WASHINGTON (AFP) — US President George W. Bush and Guatemalan President Alvaro Colom met Monday and discussed trade, cooperation to fight illegal drugs and efforts to modify US immigration policies.
"We discussed bilateral relations between Guatemala and the United States, which are very strong. We're friends. We treat each other with respect," Bush told his guest during a brief public appearance in the Oval Office.
The two leaders said they had discussed the issue of granting temporary protected status (TPS) to Guatemalan citizens, a step that can give immigrants temporary work permits in the United States.
"We brought up TPS with the president. We will be awaiting a response on that," Colom, whose country depends heavily on remittances from Guatemalans living in the United States, said through an interpreter.
"I assured him that I will consider his request, and I assured him that I believe comprehensive immigration reform is in our nation's best interest," said Bush, whose efforts at overhauling US immigration polices have stalled.
The US president touted US aid to Guatemala, as well as growing trade under the Central American Free Trade Agreement, praised Colom for tax and judicial reforms, and highlighted the need to jointly battle drug trafficking.
"We talked about security and the need for the region -- Mexico, the United States, and the countries of Central America -- to fight drug trafficking," said Bush.

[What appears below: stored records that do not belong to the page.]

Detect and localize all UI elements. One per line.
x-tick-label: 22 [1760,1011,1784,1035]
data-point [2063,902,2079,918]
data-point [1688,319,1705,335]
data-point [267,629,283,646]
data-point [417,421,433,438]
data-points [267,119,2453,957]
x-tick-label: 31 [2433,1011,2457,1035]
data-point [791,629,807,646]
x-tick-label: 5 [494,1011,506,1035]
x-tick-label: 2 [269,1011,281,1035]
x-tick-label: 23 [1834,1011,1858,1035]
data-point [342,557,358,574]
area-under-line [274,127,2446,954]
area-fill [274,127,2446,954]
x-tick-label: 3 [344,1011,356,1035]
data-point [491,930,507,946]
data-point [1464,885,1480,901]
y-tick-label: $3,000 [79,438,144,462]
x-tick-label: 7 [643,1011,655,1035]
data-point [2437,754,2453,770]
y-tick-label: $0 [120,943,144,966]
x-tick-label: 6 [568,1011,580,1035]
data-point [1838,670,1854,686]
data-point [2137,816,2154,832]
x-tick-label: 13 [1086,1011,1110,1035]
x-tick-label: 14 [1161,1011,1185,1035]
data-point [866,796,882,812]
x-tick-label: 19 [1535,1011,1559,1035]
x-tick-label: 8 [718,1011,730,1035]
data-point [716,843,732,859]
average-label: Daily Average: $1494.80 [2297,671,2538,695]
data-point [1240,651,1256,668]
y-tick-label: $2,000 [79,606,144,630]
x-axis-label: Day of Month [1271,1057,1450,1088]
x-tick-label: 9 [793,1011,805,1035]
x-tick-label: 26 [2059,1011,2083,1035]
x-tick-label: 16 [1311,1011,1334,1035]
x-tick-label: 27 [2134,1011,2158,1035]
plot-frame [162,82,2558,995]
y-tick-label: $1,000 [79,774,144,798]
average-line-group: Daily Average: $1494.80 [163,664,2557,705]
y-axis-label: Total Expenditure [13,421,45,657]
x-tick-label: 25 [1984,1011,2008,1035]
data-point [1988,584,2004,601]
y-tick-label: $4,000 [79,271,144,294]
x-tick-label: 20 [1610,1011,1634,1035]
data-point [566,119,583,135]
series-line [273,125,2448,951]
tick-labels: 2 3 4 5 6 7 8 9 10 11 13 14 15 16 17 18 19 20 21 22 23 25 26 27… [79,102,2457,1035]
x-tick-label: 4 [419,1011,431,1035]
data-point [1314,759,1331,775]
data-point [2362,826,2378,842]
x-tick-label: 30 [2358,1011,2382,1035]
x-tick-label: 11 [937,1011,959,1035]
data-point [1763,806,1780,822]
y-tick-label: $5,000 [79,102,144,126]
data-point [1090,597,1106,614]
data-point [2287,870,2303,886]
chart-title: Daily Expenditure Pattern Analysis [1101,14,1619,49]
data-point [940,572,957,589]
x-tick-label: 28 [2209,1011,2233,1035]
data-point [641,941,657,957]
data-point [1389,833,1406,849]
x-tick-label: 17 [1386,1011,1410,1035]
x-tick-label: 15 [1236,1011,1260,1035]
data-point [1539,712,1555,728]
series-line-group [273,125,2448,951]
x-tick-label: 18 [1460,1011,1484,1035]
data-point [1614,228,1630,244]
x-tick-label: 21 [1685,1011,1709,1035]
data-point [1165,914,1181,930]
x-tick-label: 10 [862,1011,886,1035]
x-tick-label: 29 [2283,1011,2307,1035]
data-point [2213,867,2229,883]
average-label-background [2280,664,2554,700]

"I told the president that we are working hard to reduce demand for drugs here in America. And at the same time, we want to work in conjunction with strong leaders to make sure these drug traffickers don't get a stronghold," he said.
"And that's why it's very important for Congress to fund the Merida project," Bush said, referring to a proposal to step up counter-narcotics cooperation.
"We are doing everything necessary to eliminate drug trafficking and drug traffickers from our territory," said Colom, who thanked Bush for providing four helicopters to battle the drug trade.